August 29, 2017
So, here I am writing a blog. It is not something that I would normally do, but I was invited and encouraged to contribute, so here it goes. For whatever reason, writing a blog seems so “millennial-like” – kind of like a selfie, which I don’t generally take. I’ve always wondered: why would people outside my daily circle of face-to-face contacts care about what I was doing or what I thought or what I looked like at any given moment? I don’t post very much on Facebook or Instagram and only do so when it is job-related. I rarely tweet and I’ve never Snapchatted (although I do know what a “streak” is).
So, how does an old AVP like me “survive” and “stay in touch” in this age of what I will call “social media millennialism”? The answer to that question is: “I’m not sure.” That being said, here are a few things that might shed some light on keeping up.
1. I do tend to use social media to the extent I feel I must. In many ways, that is getting more challenging on a daily basis. I, of course, read the student newspaper every day, mainly on line, as it is no longer available in hard copy on a daily basis. I also read the various campus journals, magazines, newsletters and other publications on campus, as being in the know about the institution is important. Although there is a great deal of specialization in Student Affairs, I have found that being a generalist and embracing the entire campus is much more effective.
2. When I exercise (which is usually every day), I go to the gym on campus. Several folks over the years have suggested that this is a direct route to burnout, as you never get away from students and colleagues. For me, this has been another way to stay in touch and be in the know. Today’s campus gym/fitness center is like the barber shop or beauty salon of the past, where interesting “news” tended to be shared. I find that it is the one place where students are more inclined to remove their earbuds and talk; maybe it’s just an excuse for them to take a break from their workout. Regardless of the motivation, being in the gym with the students may put us in a more approachable (and humbling and vulnerable) position and we might learn something we would have never known otherwise.
3. Four years ago, I decided to participate in a faculty-in-residence program and live in a freshman residence hall. When I moved in, a student immediately asked me, “why would a woman of your age want to live with a bunch of 17 and 18 year-olds?” I appreciated her straight-forward question and it did make me chuckle. I told her that I worked in Student Affairs and was responsible for a number of student-related services and programs on campus. “What better way for me to truly understand students than to live with them?”, I asked her.
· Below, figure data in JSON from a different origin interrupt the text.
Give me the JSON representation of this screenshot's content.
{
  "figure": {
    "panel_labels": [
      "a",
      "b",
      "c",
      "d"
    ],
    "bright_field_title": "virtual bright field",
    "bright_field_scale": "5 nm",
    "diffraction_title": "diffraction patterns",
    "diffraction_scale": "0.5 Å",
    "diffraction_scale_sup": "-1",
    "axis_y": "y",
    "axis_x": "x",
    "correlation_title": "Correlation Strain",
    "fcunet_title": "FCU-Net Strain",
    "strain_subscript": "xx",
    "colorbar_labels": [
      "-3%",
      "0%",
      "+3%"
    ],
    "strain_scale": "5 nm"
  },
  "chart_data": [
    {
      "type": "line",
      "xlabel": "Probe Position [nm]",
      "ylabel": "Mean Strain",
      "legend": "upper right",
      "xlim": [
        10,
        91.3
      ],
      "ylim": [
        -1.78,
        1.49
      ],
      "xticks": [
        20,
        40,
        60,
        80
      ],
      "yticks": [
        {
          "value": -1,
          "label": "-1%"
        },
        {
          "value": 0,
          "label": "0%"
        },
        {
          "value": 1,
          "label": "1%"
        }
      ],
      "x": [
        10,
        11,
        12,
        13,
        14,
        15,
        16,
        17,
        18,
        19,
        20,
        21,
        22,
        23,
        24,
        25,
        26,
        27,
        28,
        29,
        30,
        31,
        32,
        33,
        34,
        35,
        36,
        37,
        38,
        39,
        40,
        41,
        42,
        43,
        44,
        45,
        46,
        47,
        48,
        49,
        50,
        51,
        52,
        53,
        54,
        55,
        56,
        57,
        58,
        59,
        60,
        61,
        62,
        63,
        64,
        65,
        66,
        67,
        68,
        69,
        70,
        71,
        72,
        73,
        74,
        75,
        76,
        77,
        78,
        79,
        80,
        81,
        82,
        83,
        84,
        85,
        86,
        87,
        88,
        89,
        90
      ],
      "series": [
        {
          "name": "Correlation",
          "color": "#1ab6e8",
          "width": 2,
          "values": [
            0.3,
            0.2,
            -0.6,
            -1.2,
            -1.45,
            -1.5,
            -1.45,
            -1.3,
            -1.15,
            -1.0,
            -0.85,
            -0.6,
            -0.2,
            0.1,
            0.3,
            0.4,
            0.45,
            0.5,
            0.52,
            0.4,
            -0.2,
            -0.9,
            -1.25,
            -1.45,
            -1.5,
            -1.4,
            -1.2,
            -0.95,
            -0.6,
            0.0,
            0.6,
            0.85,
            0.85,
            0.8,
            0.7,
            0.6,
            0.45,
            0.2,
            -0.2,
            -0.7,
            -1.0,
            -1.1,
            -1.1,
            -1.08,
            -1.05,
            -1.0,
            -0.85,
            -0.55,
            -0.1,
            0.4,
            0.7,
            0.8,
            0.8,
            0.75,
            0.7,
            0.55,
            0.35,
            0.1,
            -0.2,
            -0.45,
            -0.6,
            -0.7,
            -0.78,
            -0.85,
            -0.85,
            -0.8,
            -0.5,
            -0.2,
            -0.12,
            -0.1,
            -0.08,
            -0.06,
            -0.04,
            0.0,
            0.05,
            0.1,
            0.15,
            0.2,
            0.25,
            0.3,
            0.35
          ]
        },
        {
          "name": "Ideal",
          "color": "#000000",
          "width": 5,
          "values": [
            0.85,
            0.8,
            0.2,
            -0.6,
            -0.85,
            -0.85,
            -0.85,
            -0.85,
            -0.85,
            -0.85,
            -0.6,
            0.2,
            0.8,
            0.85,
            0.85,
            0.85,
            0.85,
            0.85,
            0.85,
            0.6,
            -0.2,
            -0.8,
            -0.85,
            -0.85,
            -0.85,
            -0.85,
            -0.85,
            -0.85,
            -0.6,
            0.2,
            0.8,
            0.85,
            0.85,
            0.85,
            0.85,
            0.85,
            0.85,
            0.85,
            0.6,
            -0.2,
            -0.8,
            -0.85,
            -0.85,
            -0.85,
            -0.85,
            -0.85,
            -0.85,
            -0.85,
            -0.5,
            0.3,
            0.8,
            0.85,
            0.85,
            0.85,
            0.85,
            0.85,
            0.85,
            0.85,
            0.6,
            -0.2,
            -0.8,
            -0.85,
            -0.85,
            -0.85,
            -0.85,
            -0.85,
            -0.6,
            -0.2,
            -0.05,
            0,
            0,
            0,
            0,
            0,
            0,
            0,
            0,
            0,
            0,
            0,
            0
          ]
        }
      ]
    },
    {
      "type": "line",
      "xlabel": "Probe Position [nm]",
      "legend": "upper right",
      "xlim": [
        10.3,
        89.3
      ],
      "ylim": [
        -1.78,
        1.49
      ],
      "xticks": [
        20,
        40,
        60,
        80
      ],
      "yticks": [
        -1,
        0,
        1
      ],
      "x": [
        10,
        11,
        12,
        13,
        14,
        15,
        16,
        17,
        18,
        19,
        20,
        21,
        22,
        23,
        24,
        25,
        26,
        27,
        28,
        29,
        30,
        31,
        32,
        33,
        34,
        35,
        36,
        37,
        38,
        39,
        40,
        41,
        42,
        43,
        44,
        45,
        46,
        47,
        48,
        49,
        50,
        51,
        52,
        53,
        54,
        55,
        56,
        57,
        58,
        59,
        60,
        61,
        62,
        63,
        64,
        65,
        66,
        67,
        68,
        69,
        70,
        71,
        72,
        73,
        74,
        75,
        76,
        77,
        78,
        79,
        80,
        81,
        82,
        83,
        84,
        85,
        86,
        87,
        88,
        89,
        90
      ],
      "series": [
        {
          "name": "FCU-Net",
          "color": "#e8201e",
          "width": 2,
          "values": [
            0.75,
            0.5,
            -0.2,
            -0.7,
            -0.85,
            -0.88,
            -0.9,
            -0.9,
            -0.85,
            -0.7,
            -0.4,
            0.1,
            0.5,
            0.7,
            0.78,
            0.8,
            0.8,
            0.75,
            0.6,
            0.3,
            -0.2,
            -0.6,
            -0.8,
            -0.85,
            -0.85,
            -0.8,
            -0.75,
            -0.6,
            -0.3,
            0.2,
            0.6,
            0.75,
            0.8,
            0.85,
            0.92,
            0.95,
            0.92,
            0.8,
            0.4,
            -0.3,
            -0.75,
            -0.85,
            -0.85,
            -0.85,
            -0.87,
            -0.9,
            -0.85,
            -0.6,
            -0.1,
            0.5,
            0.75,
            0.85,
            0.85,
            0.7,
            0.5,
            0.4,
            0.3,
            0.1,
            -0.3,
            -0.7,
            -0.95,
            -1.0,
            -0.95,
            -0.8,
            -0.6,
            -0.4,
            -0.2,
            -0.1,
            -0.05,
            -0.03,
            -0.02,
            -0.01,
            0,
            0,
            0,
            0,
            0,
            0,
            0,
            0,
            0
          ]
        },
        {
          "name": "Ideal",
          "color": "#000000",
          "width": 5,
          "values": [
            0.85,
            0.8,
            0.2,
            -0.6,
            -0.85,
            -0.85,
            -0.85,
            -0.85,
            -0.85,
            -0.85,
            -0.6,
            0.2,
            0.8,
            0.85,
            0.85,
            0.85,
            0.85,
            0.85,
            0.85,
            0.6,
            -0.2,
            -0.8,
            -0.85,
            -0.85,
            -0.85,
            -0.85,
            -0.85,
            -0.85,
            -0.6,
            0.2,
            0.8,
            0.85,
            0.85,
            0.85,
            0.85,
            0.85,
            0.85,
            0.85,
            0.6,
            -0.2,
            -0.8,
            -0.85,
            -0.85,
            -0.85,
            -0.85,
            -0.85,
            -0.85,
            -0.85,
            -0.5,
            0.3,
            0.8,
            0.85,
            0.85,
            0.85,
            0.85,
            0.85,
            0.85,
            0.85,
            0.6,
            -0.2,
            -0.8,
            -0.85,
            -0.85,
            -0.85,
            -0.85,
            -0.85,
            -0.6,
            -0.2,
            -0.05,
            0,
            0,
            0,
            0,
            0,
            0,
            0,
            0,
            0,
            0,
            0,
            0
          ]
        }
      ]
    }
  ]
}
I will be starting my fifth year living with 200 freshmen in about 3 weeks. It takes enormous energy to fully engage in this residential setting, but I love it and hope to continue doing it for a few more years. I am getting a bit tired of baking brownies!
4. I still call students on the phone and ask them to meet with me in person or join me for a meal. I refuse to completely succumb to texting and email, as the power of the human voice cannot be denied or overlooked. And, in spite of the impact of social media and technology on relationships, food continues to be a great connector.
I’m old and only getting older, but I’m not quite ready to be “put out to pasture.” And, maybe, when all is said and done, the “generation gap” and other challenges created by social media and technology really aren’t significantly different from what we were dealing with on college campuses 50 years ago.